Lo cierto es que aquella cifra significa la más elevada desde el 2002. Y aunque se trate de fórmulas distintas, según el Gobierno, representa un salto bastante superior al doble respecto del número difundido en diciembre (1,4%). Algo grave estaría sucediendo en la economía que, difícilmente, sólo los “precios cuidados” puedan corregir. Cristina no estaba en condiciones de sostener el antiguo índice también por razones políticas. La oposición tuvo en estos años, quizás, su más reconocido acierto con las mediciones paralelas. La de enero está todavía casi un punto arriba (4,6%) de lo anunciado por Kicillof. Las falsas estadísticas fueron además una manera de horadar la confianza internacional en la Argentina. Y el Gobierno debe volver a ese mundo, para tomar créditos, porque se le está acabando la plata. El FMI dijo que analizará el nuevo mecanismo y solicitó otras revisiones, entre ellas las del PBI.
El restablecimiento de alguna normalidad con el Fondo es una de las condiciones para que el Gobierno pueda acceder a los mercados financieros internacionales. Hay otras que, como esa, el kirchnerismo acepta a los tropiezos y a regañadientes. El Club de París aguarda una mueva misión luego del pobre último tránsito de Kicillof para saber cómo renegociar los US$6.000 millones que debe nuestro país desde el default. La única conclusión que extrajeron fue que no deberán conversar más con Hernán Lorenzino. El embajador recién designado en la Unión Europea habría sido, al parecer, desautorizado por Kicillof.

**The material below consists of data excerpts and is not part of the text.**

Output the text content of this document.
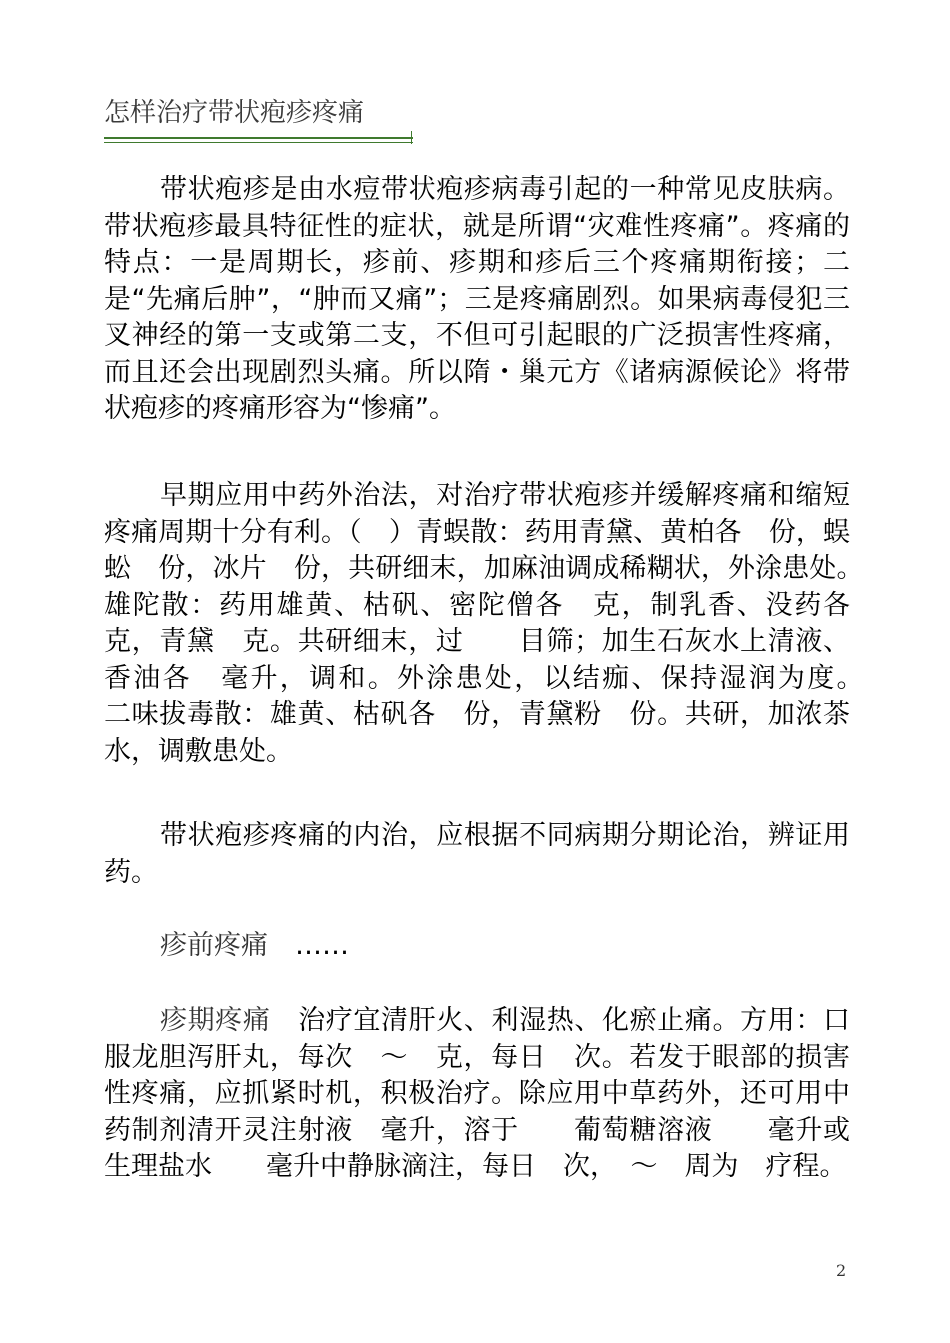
怎样治疗带状疱疹疼痛

带状疱疹是由水痘带状疱疹病毒引起的一种常见皮肤病。带状疱疹最具特征性的症状，就是所谓“灾难性疼痛”。疼痛的特点：一是周期长，疹前、疹期和疹后三个疼痛期衔接；二是“先痛后肿”，“肿而又痛”；三是疼痛剧烈。如果病毒侵犯三叉神经的第一支或第二支，不但可引起眼的广泛损害性疼痛，而且还会出现剧烈头痛。所以隋・巢元方《诸病源候论》将带状疱疹的疼痛形容为“惨痛”。

早期应用中药外治法，对治疗带状疱疹并缓解疼痛和缩短疼痛周期十分有利。（　）青蜈散：药用青黛、黄柏各　份，蜈蚣　份，冰片　份，共研细末，加麻油调成稀糊状，外涂患处。　　雄陀散：药用雄黄、枯矾、密陀僧各　克，制乳香、没药各　克，青黛　克。共研细末，过　　目筛；加生石灰水上清液、香油各　毫升，调和。外涂患处，以结痂、保持湿润为度。　　二味拔毒散：雄黄、枯矾各　份，青黛粉　份。共研，加浓茶水，调敷患处。

带状疱疹疼痛的内治，应根据不同病期分期论治，辨证用药。

疹前疼痛　……

疹期疼痛　治疗宜清肝火、利湿热、化瘀止痛。方用：口服龙胆泻肝丸，每次　～　克，每日　次。若发于眼部的损害性疼痛，应抓紧时机，积极治疗。除应用中草药外，还可用中药制剂清开灵注射液　毫升，溶于　　葡萄糖溶液　　毫升或　　生理盐水　　毫升中静脉滴注，每日　次，　～　周为　疗程。

2
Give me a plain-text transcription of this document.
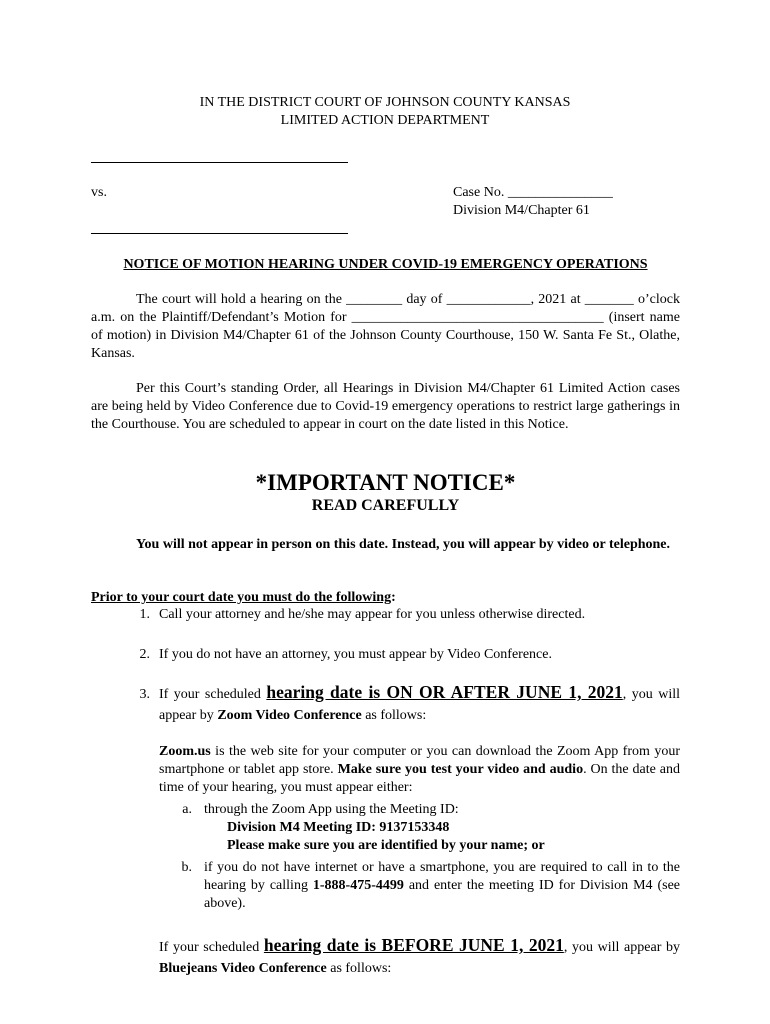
IN THE DISTRICT COURT OF JOHNSON COUNTY KANSAS
LIMITED ACTION DEPARTMENT
vs.	Case No. _______________
Division M4/Chapter 61
NOTICE OF MOTION HEARING UNDER COVID-19 EMERGENCY OPERATIONS
The court will hold a hearing on the ________ day of ____________, 2021 at _______ o’clock a.m. on the Plaintiff/Defendant’s Motion for ____________________________________ (insert name of motion) in Division M4/Chapter 61 of the Johnson County Courthouse, 150 W. Santa Fe St., Olathe, Kansas.
Per this Court’s standing Order, all Hearings in Division M4/Chapter 61 Limited Action cases are being held by Video Conference due to Covid-19 emergency operations to restrict large gatherings in the Courthouse. You are scheduled to appear in court on the date listed in this Notice.
*IMPORTANT NOTICE*
READ CAREFULLY
You will not appear in person on this date. Instead, you will appear by video or telephone.
Prior to your court date you must do the following:
1. Call your attorney and he/she may appear for you unless otherwise directed.
2. If you do not have an attorney, you must appear by Video Conference.
3. If your scheduled hearing date is ON OR AFTER JUNE 1, 2021, you will appear by Zoom Video Conference as follows:
Zoom.us is the web site for your computer or you can download the Zoom App from your smartphone or tablet app store. Make sure you test your video and audio. On the date and time of your hearing, you must appear either:
a. through the Zoom App using the Meeting ID:
Division M4 Meeting ID: 9137153348
Please make sure you are identified by your name; or
b. if you do not have internet or have a smartphone, you are required to call in to the hearing by calling 1-888-475-4499 and enter the meeting ID for Division M4 (see above).
If your scheduled hearing date is BEFORE JUNE 1, 2021, you will appear by Bluejeans Video Conference as follows:
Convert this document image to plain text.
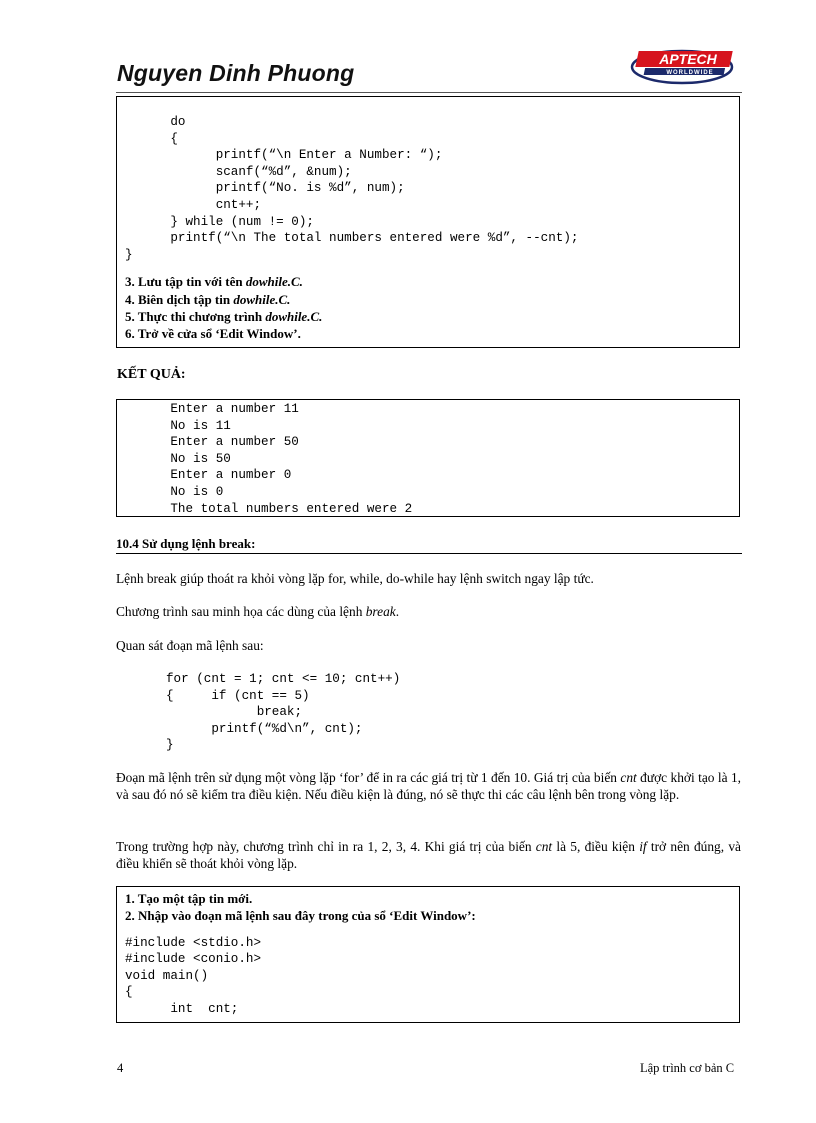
Nguyen Dinh Phuong
APTECH
WORLDWIDE
do
{
printf(“\n Enter a Number: “);
scanf(“%d”, &num);
printf(“No. is %d”, num);
cnt++;
} while (num != 0);
printf(“\n The total numbers entered were %d”, --cnt);
}
3. Lưu tập tin với tên dowhile.C.
4. Biên dịch tập tin dowhile.C.
5. Thực thi chương trình dowhile.C.
6. Trở về cửa sổ ‘Edit Window’.
KẾT QUẢ:
Enter a number 11
No is 11
Enter a number 50
No is 50
Enter a number 0
No is 0
The total numbers entered were 2
10.4 Sử dụng lệnh break:

Lệnh break giúp thoát ra khỏi vòng lặp for, while, do-while hay lệnh switch ngay lập tức.

Chương trình sau minh họa các dùng của lệnh break.

Quan sát đoạn mã lệnh sau:

for (cnt = 1; cnt <= 10; cnt++)
{     if (cnt == 5)
break;
printf(“%d\n”, cnt);
}

Đoạn mã lệnh trên sử dụng một vòng lặp ‘for’ để in ra các giá trị từ 1 đến 10. Giá trị của biến cnt được khởi tạo là 1, và sau đó nó sẽ kiểm tra điều kiện. Nếu điều kiện là đúng, nó sẽ thực thi các câu lệnh bên trong vòng lặp.

Trong trường hợp này, chương trình chỉ in ra 1, 2, 3, 4. Khi giá trị của biến cnt là 5, điều kiện if trở nên đúng, và điều khiển sẽ thoát khỏi vòng lặp.

1. Tạo một tập tin mới.
2. Nhập vào đoạn mã lệnh sau đây trong của sổ ‘Edit Window’:
#include <stdio.h>
#include <conio.h>
void main()
{
int  cnt;
4	Lập trình cơ bản C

Por otro andarivel, donde el ministro de Economía no sería excluyente, el Gobierno busca un atajo para saldar el conflicto con los holdoutsque no entraron en los canjes de la deuda y litigan en los tribunales de Nueva York. Habría diálogo con un importante representante de un fondo de inversión para que se haga cargo de la compra de esos bonos en canje por una formidable compensación y facilidades para sus negocios en la Argentina.
Detrás de esos intentos se insinuaría más apuro que estrategia. Scioli le tendió una mano a Cristina en su viaje a Estados Unidos porque dijo que el Gobierno dará cada uno de los pasos demandados. A la vez, se exhibió como un posible heredero confiable.
Pero los hechos devoran sin remedio a las palabras. En paralelo, la Presidenta proclamó su solidaridad con Maduro por las marchas de protesta en Venezuela que derivaron en salvaje represión. Y denunció intentos de desestabilización, como lo hace aquí. En ese espejo opaco, antes que en ningún otro, ambiciona reflejarse Cristina.